For JSON, Avro and Parquet that each type requires the location of a schema file to be entered. For Delimited, you will need to specify the Record and field separator information, number of heading lines. If you are loading Avro files into Hive, then you will need to copy the Avro Schema file (.avsc) into the same HDFS location as the HDFS files.
Table 9-1 HDFS File Formats
File Format | Reverse Engineer | Complex Type Support | Load into Hive | Load into Spark | Write from Spark |
---|---|---|---|---|---|
Avro |
Yes (Schema required) |
Yes |
Yes (Schema required) |
Yes |
Yes |
Delimited |
No |
No |
Yes |
Yes |
Yes |
JSON |
Yes (Schema required) |
Yes |
Yes |
Yes |
Yes |
Parquet |
Yes (Schema required) |
Yes |
Yes |
Yes |
Yes |
Separate KMs for each file format are not required. You can create just one or two KMs for each target (a standard LKM and where appropriate a Direct Load LKM). The file can either be delimited or fixed format.
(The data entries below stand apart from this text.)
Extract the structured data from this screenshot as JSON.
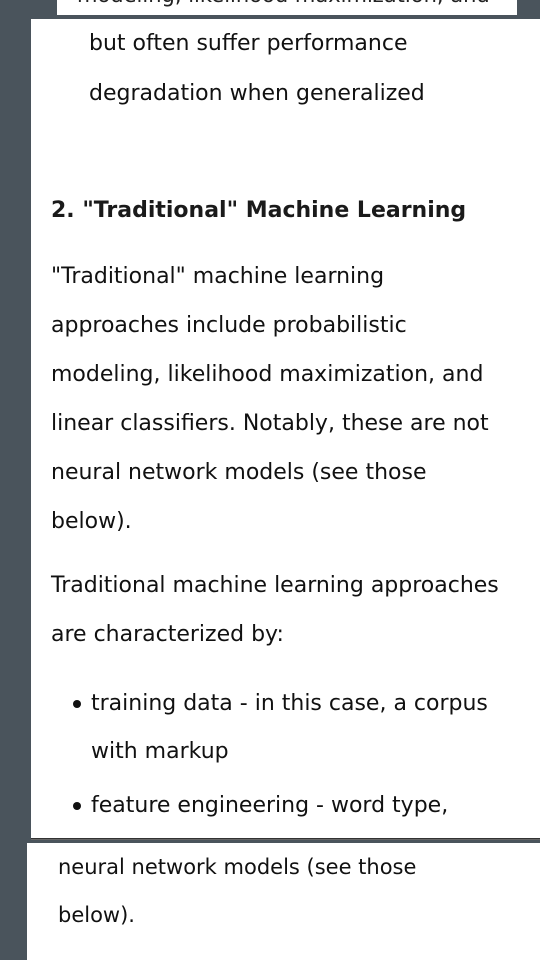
{
  "back_top": {
    "clipped_text": "modeling, likelihood maximization, and"
  },
  "card": {
    "top_lines": [
      "but often suffer performance",
      "degradation when generalized"
    ],
    "heading": "2. \"Traditional\" Machine Learning",
    "para1_lines": [
      "\"Traditional\" machine learning",
      "approaches include probabilistic",
      "modeling, likelihood maximization, and",
      "linear classifiers. Notably, these are not",
      "neural network models (see those",
      "below)."
    ],
    "para2_lines": [
      "Traditional machine learning approaches",
      "are characterized by:"
    ],
    "list_items": [
      {
        "lines": [
          "training data - in this case, a corpus",
          "with markup"
        ]
      },
      {
        "lines": [
          "feature engineering - word type,"
        ]
      }
    ]
  },
  "back_bottom": {
    "lines": [
      "neural network models (see those",
      "below)."
    ]
  }
}
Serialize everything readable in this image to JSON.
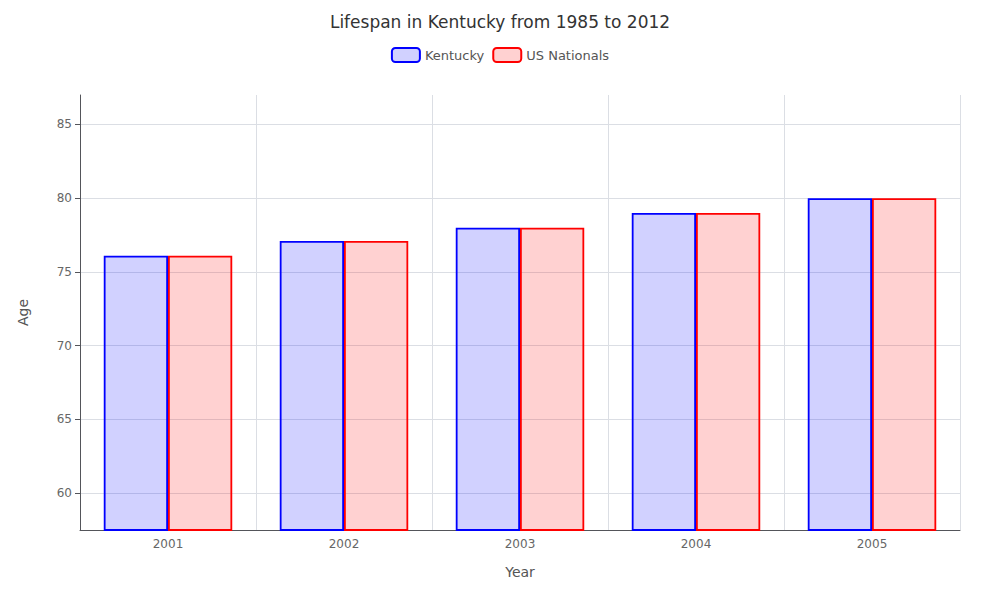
{
  "chart_data": {
    "type": "bar",
    "title": "Lifespan in Kentucky from 1985 to 2012",
    "xlabel": "Year",
    "ylabel": "Age",
    "categories": [
      "2001",
      "2002",
      "2003",
      "2004",
      "2005"
    ],
    "series": [
      {
        "name": "Kentucky",
        "color": "#0000ff",
        "values": [
          76.1,
          77.1,
          78.0,
          79.0,
          80.0
        ]
      },
      {
        "name": "US Nationals",
        "color": "#ff0000",
        "values": [
          76.1,
          77.1,
          78.0,
          79.0,
          80.0
        ]
      }
    ],
    "ylim": [
      57.5,
      87
    ],
    "yticks": [
      60,
      65,
      70,
      75,
      80,
      85
    ],
    "grid": true,
    "legend": "top"
  }
}
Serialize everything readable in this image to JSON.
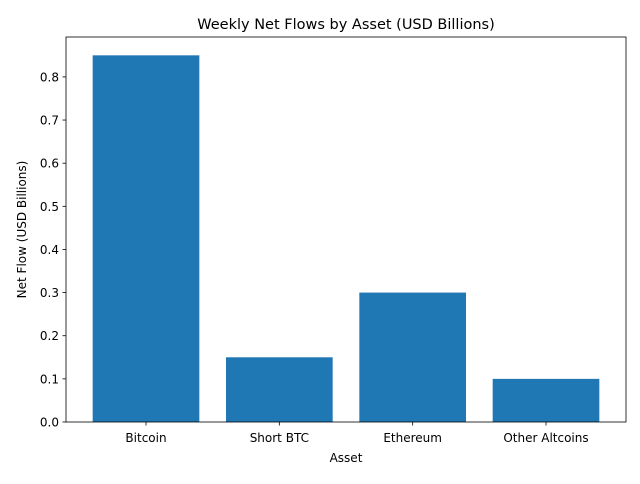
{
  "chart_data": {
    "type": "bar",
    "title": "Weekly Net Flows by Asset (USD Billions)",
    "xlabel": "Asset",
    "ylabel": "Net Flow (USD Billions)",
    "categories": [
      "Bitcoin",
      "Short BTC",
      "Ethereum",
      "Other Altcoins"
    ],
    "values": [
      0.85,
      0.15,
      0.3,
      0.1
    ],
    "ylim": [
      0,
      0.8925
    ],
    "yticks": [
      0.0,
      0.1,
      0.2,
      0.3,
      0.4,
      0.5,
      0.6,
      0.7,
      0.8
    ],
    "ytick_labels": [
      "0.0",
      "0.1",
      "0.2",
      "0.3",
      "0.4",
      "0.5",
      "0.6",
      "0.7",
      "0.8"
    ],
    "grid": false,
    "bar_color": "#1f77b4"
  }
}
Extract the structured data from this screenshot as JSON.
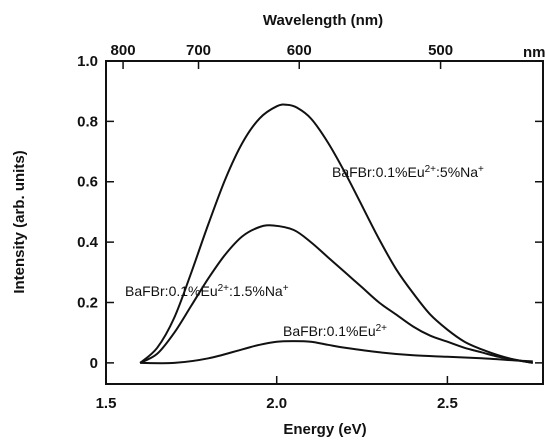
{
  "chart_data": {
    "type": "line",
    "xlabel": "Energy (eV)",
    "ylabel": "Intensity (arb. units)",
    "top_axis_label": "Wavelength (nm)",
    "xlim": [
      1.5,
      2.78
    ],
    "ylim": [
      -0.07,
      1.0
    ],
    "x_ticks": [
      {
        "label": "1.5",
        "value": 1.5
      },
      {
        "label": "2.0",
        "value": 2.0
      },
      {
        "label": "2.5",
        "value": 2.5
      }
    ],
    "y_ticks": [
      {
        "label": "1.0",
        "value": 1.0
      },
      {
        "label": "0.8",
        "value": 0.8
      },
      {
        "label": "0.6",
        "value": 0.6
      },
      {
        "label": "0.4",
        "value": 0.4
      },
      {
        "label": "0.2",
        "value": 0.2
      },
      {
        "label": "0",
        "value": 0.0
      }
    ],
    "top_ticks": [
      {
        "label": "800",
        "energy": 1.55
      },
      {
        "label": "700",
        "energy": 1.771
      },
      {
        "label": "600",
        "energy": 2.066
      },
      {
        "label": "500",
        "energy": 2.48
      }
    ],
    "top_unit_label": "nm",
    "grid": false,
    "series": [
      {
        "name": "BaFBr:0.1%Eu2+:5%Na+",
        "label_parts": [
          "BaFBr:0.1%Eu",
          "2+",
          ":5%Na",
          "+"
        ],
        "x": [
          1.6,
          1.65,
          1.7,
          1.75,
          1.8,
          1.85,
          1.9,
          1.95,
          2.0,
          2.03,
          2.06,
          2.1,
          2.15,
          2.2,
          2.25,
          2.3,
          2.35,
          2.4,
          2.45,
          2.5,
          2.55,
          2.6,
          2.65,
          2.7,
          2.75
        ],
        "y": [
          0.0,
          0.05,
          0.15,
          0.3,
          0.46,
          0.61,
          0.73,
          0.81,
          0.85,
          0.855,
          0.845,
          0.81,
          0.73,
          0.63,
          0.52,
          0.41,
          0.31,
          0.23,
          0.16,
          0.11,
          0.07,
          0.045,
          0.025,
          0.01,
          0.0
        ]
      },
      {
        "name": "BaFBr:0.1%Eu2+:1.5%Na+",
        "label_parts": [
          "BaFBr:0.1%Eu",
          "2+",
          ":1.5%Na",
          "+"
        ],
        "x": [
          1.6,
          1.65,
          1.7,
          1.75,
          1.8,
          1.85,
          1.9,
          1.95,
          1.99,
          2.05,
          2.1,
          2.15,
          2.2,
          2.25,
          2.3,
          2.35,
          2.4,
          2.45,
          2.5,
          2.55,
          2.6,
          2.65,
          2.7,
          2.75
        ],
        "y": [
          0.0,
          0.03,
          0.1,
          0.19,
          0.28,
          0.36,
          0.42,
          0.45,
          0.455,
          0.44,
          0.4,
          0.35,
          0.3,
          0.25,
          0.2,
          0.16,
          0.12,
          0.09,
          0.07,
          0.05,
          0.035,
          0.02,
          0.01,
          0.0
        ]
      },
      {
        "name": "BaFBr:0.1%Eu2+",
        "label_parts": [
          "BaFBr:0.1%Eu",
          "2+",
          "",
          ""
        ],
        "x": [
          1.6,
          1.7,
          1.8,
          1.9,
          1.95,
          2.0,
          2.05,
          2.1,
          2.15,
          2.2,
          2.3,
          2.4,
          2.5,
          2.6,
          2.7,
          2.75
        ],
        "y": [
          0.0,
          0.0,
          0.015,
          0.045,
          0.06,
          0.07,
          0.072,
          0.07,
          0.06,
          0.05,
          0.035,
          0.025,
          0.02,
          0.015,
          0.008,
          0.005
        ]
      }
    ]
  }
}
The new LKM HDFS File to Hive supports loading only HDFS file into Hive, the file can be in the format of JSON, Avro, Parquet, Delimited etc, with complex data.
Table 9-2 Complex Types
Avro | Json | Hive | Parquet |
---|---|---|---|
Record |
Object |
Struct |
Record |
enum |
NA |
NA |
enum |
array |
array |
array |
array |
map |
NA |
map |
map |
union |
NA |
union |
union |
fixed |
NA |
NA |
fixed |